Depuis l'élection d'Emmanuel Macron, j'étais volontairement resté assez discret sur la politique nationale, considérant qu'une bonne partie des décisions prises et des réformes engagées par le Président de la République et son gouvernement allaient dans le bon sens et étaient surtout conformes aux engagements du candidat lors de la campagne présidentielle. Mais quelle déception d'apprendre la semaine dernière l'abandon du projet de l'aéroport de Notre-Dame-des-Landes !
Il ne s'agit pas pour ma part de prendre position pour ou contre le projet. Il présentait un intérêt pour le développement de la France et en particulier de l'Ouest du pays, mais posait aussi un certain nombre de contraintes qu'il n'est pas possible de nier. Je me garderai donc bien d'émettre un avis tranché, laissant à ceux qui vivent sur ce territoire au quotidien le soin de développer leurs arguments.
Ce qui m'importe aujourd'hui, c'est la remise en cause de l'autorité de l'Etat.
L'abandon de ce projet va à l'encontre :
- des engagements d'Emmanuel Macron, qui avait promis à la télévision, face aux Français, que le projet d'aéroport de Notre-Dame-des-Landes serait concrétisé.
- des nombreuses décisions de justice, validant la mise en œuvre du projet.
- de la consultation organisée en juin 2016, qui avait permis aux habitants concernés de s'exprimer majoritairement en faveur de la réalisation du nouvel aéroport (55%).
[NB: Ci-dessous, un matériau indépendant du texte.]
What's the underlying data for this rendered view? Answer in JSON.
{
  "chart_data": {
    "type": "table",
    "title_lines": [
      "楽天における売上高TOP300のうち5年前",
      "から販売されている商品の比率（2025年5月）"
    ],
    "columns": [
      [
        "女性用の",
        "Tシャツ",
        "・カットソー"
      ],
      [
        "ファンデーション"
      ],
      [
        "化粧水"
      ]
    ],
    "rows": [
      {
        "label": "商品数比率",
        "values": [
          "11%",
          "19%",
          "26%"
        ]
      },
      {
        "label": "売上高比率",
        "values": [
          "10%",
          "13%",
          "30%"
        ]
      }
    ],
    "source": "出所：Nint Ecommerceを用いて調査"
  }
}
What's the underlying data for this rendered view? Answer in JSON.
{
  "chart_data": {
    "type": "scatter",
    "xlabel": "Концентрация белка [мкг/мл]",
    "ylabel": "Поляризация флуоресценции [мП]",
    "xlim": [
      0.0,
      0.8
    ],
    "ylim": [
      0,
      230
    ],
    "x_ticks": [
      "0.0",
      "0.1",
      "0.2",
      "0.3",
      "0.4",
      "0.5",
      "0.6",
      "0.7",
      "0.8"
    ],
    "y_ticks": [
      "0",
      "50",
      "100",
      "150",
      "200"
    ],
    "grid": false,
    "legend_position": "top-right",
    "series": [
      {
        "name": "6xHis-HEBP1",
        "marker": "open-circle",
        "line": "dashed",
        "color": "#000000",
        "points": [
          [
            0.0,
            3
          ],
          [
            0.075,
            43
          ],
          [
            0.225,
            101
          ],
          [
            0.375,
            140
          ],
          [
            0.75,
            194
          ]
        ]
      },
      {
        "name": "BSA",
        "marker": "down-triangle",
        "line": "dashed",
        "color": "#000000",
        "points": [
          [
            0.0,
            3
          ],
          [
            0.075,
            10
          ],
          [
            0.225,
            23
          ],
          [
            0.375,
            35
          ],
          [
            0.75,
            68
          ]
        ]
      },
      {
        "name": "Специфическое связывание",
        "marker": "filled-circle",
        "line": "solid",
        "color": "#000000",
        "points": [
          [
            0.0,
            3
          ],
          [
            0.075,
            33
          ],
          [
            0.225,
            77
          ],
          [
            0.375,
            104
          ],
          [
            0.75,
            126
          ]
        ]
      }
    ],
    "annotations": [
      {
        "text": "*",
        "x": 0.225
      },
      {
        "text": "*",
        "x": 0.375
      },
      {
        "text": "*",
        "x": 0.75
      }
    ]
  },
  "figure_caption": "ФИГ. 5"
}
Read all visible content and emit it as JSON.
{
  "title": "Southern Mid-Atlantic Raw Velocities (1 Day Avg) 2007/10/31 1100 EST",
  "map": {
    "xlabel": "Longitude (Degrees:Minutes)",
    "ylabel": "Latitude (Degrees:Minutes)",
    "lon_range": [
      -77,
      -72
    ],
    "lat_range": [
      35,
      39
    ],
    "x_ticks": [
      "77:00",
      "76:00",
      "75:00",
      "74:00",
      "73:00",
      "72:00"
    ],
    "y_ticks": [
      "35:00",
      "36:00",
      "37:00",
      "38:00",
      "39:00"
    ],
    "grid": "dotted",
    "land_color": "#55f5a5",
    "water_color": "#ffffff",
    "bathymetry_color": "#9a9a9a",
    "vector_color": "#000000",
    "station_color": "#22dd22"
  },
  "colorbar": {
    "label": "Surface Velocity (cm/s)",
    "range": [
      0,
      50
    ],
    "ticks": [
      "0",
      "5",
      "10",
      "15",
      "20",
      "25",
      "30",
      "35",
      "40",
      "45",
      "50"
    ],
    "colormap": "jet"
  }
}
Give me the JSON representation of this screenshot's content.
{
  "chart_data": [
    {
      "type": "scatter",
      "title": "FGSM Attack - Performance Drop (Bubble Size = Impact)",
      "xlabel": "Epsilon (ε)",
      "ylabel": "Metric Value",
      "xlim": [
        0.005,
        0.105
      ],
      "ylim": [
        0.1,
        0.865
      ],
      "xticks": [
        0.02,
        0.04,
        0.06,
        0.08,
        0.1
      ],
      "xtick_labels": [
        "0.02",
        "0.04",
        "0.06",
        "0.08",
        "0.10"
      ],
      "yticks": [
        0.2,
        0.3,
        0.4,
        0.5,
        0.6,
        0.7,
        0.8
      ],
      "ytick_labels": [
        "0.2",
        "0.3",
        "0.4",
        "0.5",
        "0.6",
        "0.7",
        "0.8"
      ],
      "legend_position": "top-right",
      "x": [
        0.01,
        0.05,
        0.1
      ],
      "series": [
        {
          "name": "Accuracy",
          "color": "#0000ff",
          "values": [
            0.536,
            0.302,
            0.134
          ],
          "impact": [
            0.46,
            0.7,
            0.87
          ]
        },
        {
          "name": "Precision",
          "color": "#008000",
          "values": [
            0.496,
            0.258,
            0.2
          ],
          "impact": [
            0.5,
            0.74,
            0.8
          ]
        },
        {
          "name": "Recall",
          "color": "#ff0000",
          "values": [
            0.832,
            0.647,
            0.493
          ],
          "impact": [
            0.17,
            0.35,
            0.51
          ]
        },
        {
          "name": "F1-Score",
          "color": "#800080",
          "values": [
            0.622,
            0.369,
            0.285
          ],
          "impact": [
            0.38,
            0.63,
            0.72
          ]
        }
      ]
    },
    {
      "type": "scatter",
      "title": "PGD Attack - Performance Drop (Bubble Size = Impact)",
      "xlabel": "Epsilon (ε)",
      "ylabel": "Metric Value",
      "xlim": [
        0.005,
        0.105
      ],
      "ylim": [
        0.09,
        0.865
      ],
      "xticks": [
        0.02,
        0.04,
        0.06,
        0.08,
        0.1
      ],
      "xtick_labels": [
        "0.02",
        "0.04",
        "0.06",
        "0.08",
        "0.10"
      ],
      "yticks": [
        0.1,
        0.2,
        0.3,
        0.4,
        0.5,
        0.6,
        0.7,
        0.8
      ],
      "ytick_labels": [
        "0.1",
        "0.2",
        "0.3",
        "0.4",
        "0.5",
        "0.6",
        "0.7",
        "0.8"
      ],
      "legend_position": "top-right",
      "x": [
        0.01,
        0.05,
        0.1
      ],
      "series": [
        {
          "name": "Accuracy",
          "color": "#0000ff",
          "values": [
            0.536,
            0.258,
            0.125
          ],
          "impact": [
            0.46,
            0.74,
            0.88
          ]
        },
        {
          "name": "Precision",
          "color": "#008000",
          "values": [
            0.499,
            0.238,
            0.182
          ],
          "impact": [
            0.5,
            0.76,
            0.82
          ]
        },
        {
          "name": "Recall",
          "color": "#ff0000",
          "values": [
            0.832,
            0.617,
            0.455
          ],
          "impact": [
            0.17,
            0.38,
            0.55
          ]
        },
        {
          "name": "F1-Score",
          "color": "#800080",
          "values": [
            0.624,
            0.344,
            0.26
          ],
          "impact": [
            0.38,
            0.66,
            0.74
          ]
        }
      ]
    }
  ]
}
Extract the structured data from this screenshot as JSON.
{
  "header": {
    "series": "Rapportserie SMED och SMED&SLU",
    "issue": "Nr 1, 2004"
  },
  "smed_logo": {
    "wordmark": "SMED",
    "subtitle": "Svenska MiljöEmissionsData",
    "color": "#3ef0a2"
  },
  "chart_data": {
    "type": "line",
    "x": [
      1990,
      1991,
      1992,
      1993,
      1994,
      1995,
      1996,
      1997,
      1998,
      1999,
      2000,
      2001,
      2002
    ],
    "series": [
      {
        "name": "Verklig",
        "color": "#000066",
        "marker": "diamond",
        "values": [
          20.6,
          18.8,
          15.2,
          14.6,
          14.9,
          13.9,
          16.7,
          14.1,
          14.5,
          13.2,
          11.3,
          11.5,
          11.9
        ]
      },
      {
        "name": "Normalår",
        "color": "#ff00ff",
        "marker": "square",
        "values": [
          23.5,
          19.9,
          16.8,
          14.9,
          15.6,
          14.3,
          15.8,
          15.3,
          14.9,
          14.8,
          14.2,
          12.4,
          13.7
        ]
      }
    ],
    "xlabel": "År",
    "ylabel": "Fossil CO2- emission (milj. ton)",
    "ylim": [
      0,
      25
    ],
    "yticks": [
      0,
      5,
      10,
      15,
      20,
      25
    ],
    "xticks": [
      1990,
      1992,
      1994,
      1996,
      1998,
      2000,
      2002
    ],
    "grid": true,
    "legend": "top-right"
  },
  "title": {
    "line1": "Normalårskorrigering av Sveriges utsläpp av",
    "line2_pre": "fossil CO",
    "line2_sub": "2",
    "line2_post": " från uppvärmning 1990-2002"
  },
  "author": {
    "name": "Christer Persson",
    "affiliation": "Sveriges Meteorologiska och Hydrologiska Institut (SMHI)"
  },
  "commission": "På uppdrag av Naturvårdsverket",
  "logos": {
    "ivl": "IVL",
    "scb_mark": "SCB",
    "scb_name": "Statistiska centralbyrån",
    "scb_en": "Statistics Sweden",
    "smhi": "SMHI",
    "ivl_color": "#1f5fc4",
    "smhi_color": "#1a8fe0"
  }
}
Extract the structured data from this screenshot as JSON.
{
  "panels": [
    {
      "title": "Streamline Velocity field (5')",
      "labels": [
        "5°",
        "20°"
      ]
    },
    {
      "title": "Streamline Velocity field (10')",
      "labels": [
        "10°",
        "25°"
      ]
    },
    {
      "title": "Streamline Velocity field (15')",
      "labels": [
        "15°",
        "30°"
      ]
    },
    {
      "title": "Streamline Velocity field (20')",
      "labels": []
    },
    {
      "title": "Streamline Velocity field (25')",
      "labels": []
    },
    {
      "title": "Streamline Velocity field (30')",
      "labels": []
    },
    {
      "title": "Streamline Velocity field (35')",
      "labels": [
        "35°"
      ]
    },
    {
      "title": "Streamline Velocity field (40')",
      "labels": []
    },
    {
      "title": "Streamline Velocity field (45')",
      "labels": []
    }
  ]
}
Clairement aujourd'hui, l'Etat a cédé face à une poignée de "zadistes" (rien que d'écrire ce mot m'hérisse le poil) crasseux, rassemblement d'altermondialistes et de militants antisystème, dont certains sont reconnus comme violents.
Il est important de préciser que tout n'est pas de la faute des dirigeants actuels, qui ont eu au moins le mérite de trancher, là où les gouvernements précédents n'avaient fait que tergiverser, en laissant en même temps les occupations illégales des terrains se développer.
Jean-Marc Ayrault, grand défenseur du projet de Notre-Dame-des-Landes, n'a pas été capable de conclure le dossier lorsqu'il était Premier Ministre.
Et à la suite de la consultation locale favorable, ni François Hollande, ni Manuel Valls, n'ont eu le courage de prendre des décisions fermes immédiatement.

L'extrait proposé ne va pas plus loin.